La simulation moléculaire
La simulation moléculaire regroupe plusieurs méthodes différentes telles que la méthode MonteCarlo ou la dynamique moléculaire. Néanmoins, pour toutes ces méthodes de simulation, le système étudié est décrit de manière discrète comme un ensemble de particules de taille plus ou moins grande (atome, groupe d’atomes, molécules ou macro-molécules). Les différentes méthodes de simulation se distinguent alors par le niveau de description du système, qui est défini en fonction de la nature des informations recherchées et de la puissance de calcul disponible. D’autre part, toutes les méthodes de simulation moléculaire sont basées sur les concepts et les lois de la physique statistique, qui permettent de relier les grandeurs microscopiques calculées (énergie du système, positions des particules) aux observables macroscopiques. La simulation moléculaire consiste alors à explorer l’espace des phases du système simulé pour en déterminer les propriétés.

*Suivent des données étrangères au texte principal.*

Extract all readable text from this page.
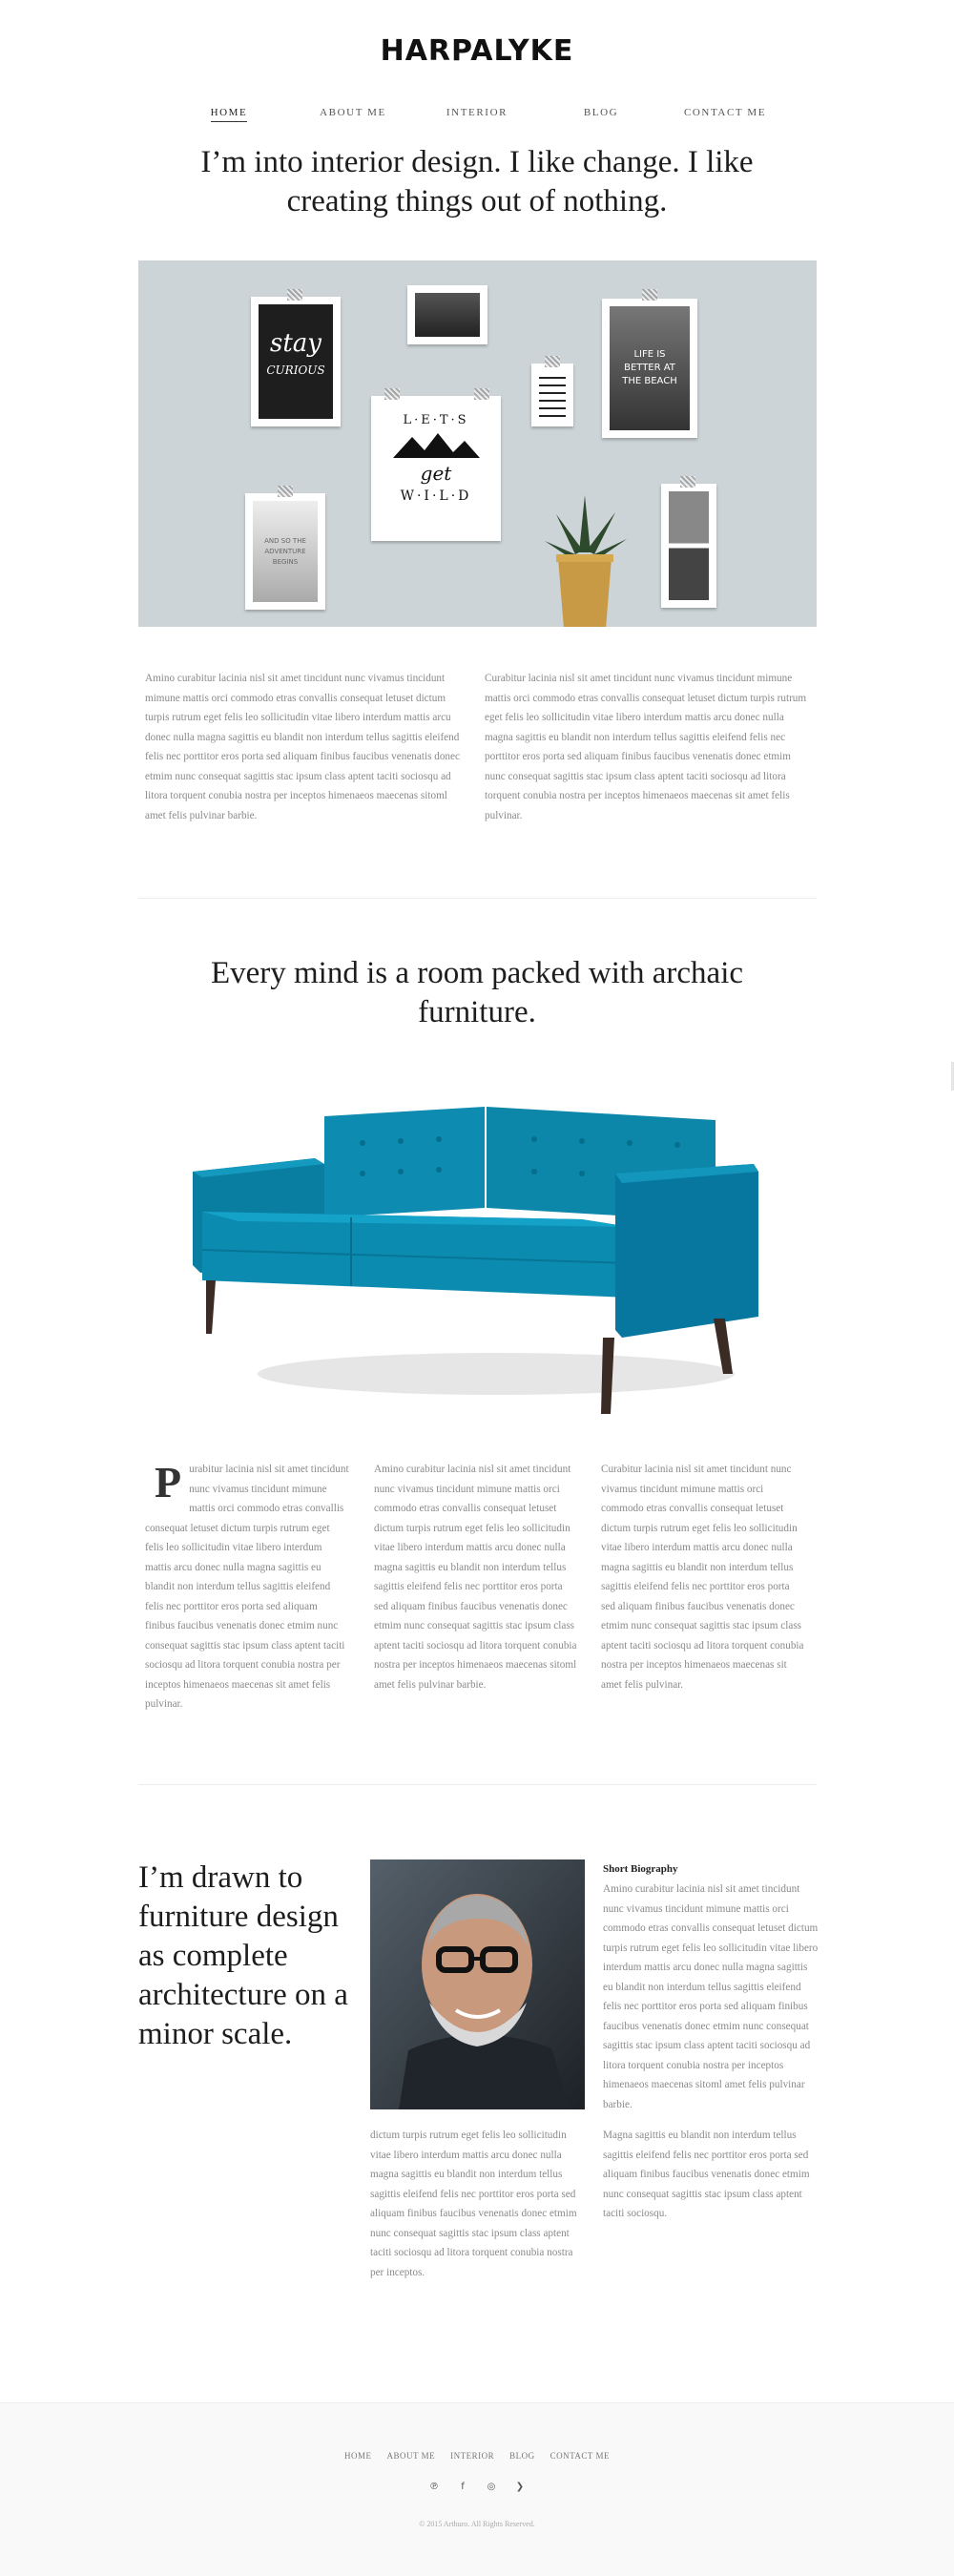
HARPALYKE
HOME	ABOUT ME	INTERIOR	BLOG	CONTACT ME
I’m into interior design. I like change. I like creating things out of nothing.
stay
CURIOUS
L·E·T·S
get
W·I·L·D
LIFE IS BETTER AT THE BEACH
AND SO THE ADVENTURE BEGINS
Amino curabitur lacinia nisl sit amet tincidunt nunc vivamus tincidunt mimune mattis orci commodo etras convallis consequat letuset dictum turpis rutrum eget felis leo sollicitudin vitae libero interdum mattis arcu donec nulla magna sagittis eu blandit non interdum tellus sagittis eleifend felis nec porttitor eros porta sed aliquam finibus faucibus venenatis donec etmim nunc consequat sagittis stac ipsum class aptent taciti sociosqu ad litora torquent conubia nostra per inceptos himenaeos maecenas sitoml amet felis pulvinar barbie.
Curabitur lacinia nisl sit amet tincidunt nunc vivamus tincidunt mimune mattis orci commodo etras convallis consequat letuset dictum turpis rutrum eget felis leo sollicitudin vitae libero interdum mattis arcu donec nulla magna sagittis eu blandit non interdum tellus sagittis eleifend felis nec porttitor eros porta sed aliquam finibus faucibus venenatis donec etmim nunc consequat sagittis stac ipsum class aptent taciti sociosqu ad litora torquent conubia nostra per inceptos himenaeos maecenas sit amet felis pulvinar.
Every mind is a room packed with archaic furniture.
Purabitur lacinia nisl sit amet tincidunt nunc vivamus tincidunt mimune mattis orci commodo etras convallis consequat letuset dictum turpis rutrum eget felis leo sollicitudin vitae libero interdum mattis arcu donec nulla magna sagittis eu blandit non interdum tellus sagittis eleifend felis nec porttitor eros porta sed aliquam finibus faucibus venenatis donec etmim nunc consequat sagittis stac ipsum class aptent taciti sociosqu ad litora torquent conubia nostra per inceptos himenaeos maecenas sit amet felis pulvinar.
Amino curabitur lacinia nisl sit amet tincidunt nunc vivamus tincidunt mimune mattis orci commodo etras convallis consequat letuset dictum turpis rutrum eget felis leo sollicitudin vitae libero interdum mattis arcu donec nulla magna sagittis eu blandit non interdum tellus sagittis eleifend felis nec porttitor eros porta sed aliquam finibus faucibus venenatis donec etmim nunc consequat sagittis stac ipsum class aptent taciti sociosqu ad litora torquent conubia nostra per inceptos himenaeos maecenas sitoml amet felis pulvinar barbie.
Curabitur lacinia nisl sit amet tincidunt nunc vivamus tincidunt mimune mattis orci commodo etras convallis consequat letuset dictum turpis rutrum eget felis leo sollicitudin vitae libero interdum mattis arcu donec nulla magna sagittis eu blandit non interdum tellus sagittis eleifend felis nec porttitor eros porta sed aliquam finibus faucibus venenatis donec etmim nunc consequat sagittis stac ipsum class aptent taciti sociosqu ad litora torquent conubia nostra per inceptos himenaeos maecenas sit amet felis pulvinar.
I’m drawn to furniture design as complete architecture on a minor scale.
dictum turpis rutrum eget felis leo sollicitudin vitae libero interdum mattis arcu donec nulla magna sagittis eu blandit non interdum tellus sagittis eleifend felis nec porttitor eros porta sed aliquam finibus faucibus venenatis donec etmim nunc consequat sagittis stac ipsum class aptent taciti sociosqu ad litora torquent conubia nostra per inceptos.
Short Biography
Amino curabitur lacinia nisl sit amet tincidunt nunc vivamus tincidunt mimune mattis orci commodo etras convallis consequat letuset dictum turpis rutrum eget felis leo sollicitudin vitae libero interdum mattis arcu donec nulla magna sagittis eu blandit non interdum tellus sagittis eleifend felis nec porttitor eros porta sed aliquam finibus faucibus venenatis donec etmim nunc consequat sagittis stac ipsum class aptent taciti sociosqu ad litora torquent conubia nostra per inceptos himenaeos maecenas sitoml amet felis pulvinar barbie.
Magna sagittis eu blandit non interdum tellus sagittis eleifend felis nec porttitor eros porta sed aliquam finibus faucibus venenatis donec etmim nunc consequat sagittis stac ipsum class aptent taciti sociosqu.
HOME ABOUT ME INTERIOR BLOG CONTACT ME
℗	f	◎ ❯
© 2015 Arthuro. All Rights Reserved.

La physique statistique : du microscopique au macroscopique
Du point de vue microscopique et à une température suffisamment éloignée du zéro absolu, un fluide ou un solide, peut être considéré comme un système de N particules ponctuelles. A un instant donné, chaque particule d’indice i est caractérisée par sa position q𝑖 et sa quantité de mouvement p𝑖 . L’espace à 6𝑁 dimensions que l’on appelle espace des phases, regroupe alors l’ensemble des états microscopiques accessibles au système, chaque point de cet espace caractérisant un microétat du système. La valeur d’une observable A macroscopique correspondra alors à la moyenne de la grandeur microscopique associée a sur l’ensemble des microétats 𝑗 pondérés par leur probabilité d’occupation appelée probabilité de Boltzmann et notée 𝑃𝑗 : ⟨𝐴⟩ = ∑︁ 𝑗 𝑎𝑗𝑃𝑗 (2.1) La thermodynamique statistique introduite par Gibbs (1902), permet l’étude des systèmes physico-chimiques à travers la définition d’ensembles statistiques. Un ensemble statistique regroupe une infinité de copies d’un même système dans un état microscopique différent. La notion d’ensemble statistique fait alors le lien entre les microétats du sytème et les observables macroscopiques. Chaque ensemble statistique est défini par des conditions thermodynamiques différentes (i.e. conditions expérimentales). L’expression de la probabilité d’occupation d’un microétat du système sera alors différente en fonction de l’ensemble statistique dans lequel on se place pour l’étude du système. L’ensemble canonique (𝑁, 𝑉, 𝑇) décrit par exemple un système fermé, de volume constant en équilibre avec un thermostat.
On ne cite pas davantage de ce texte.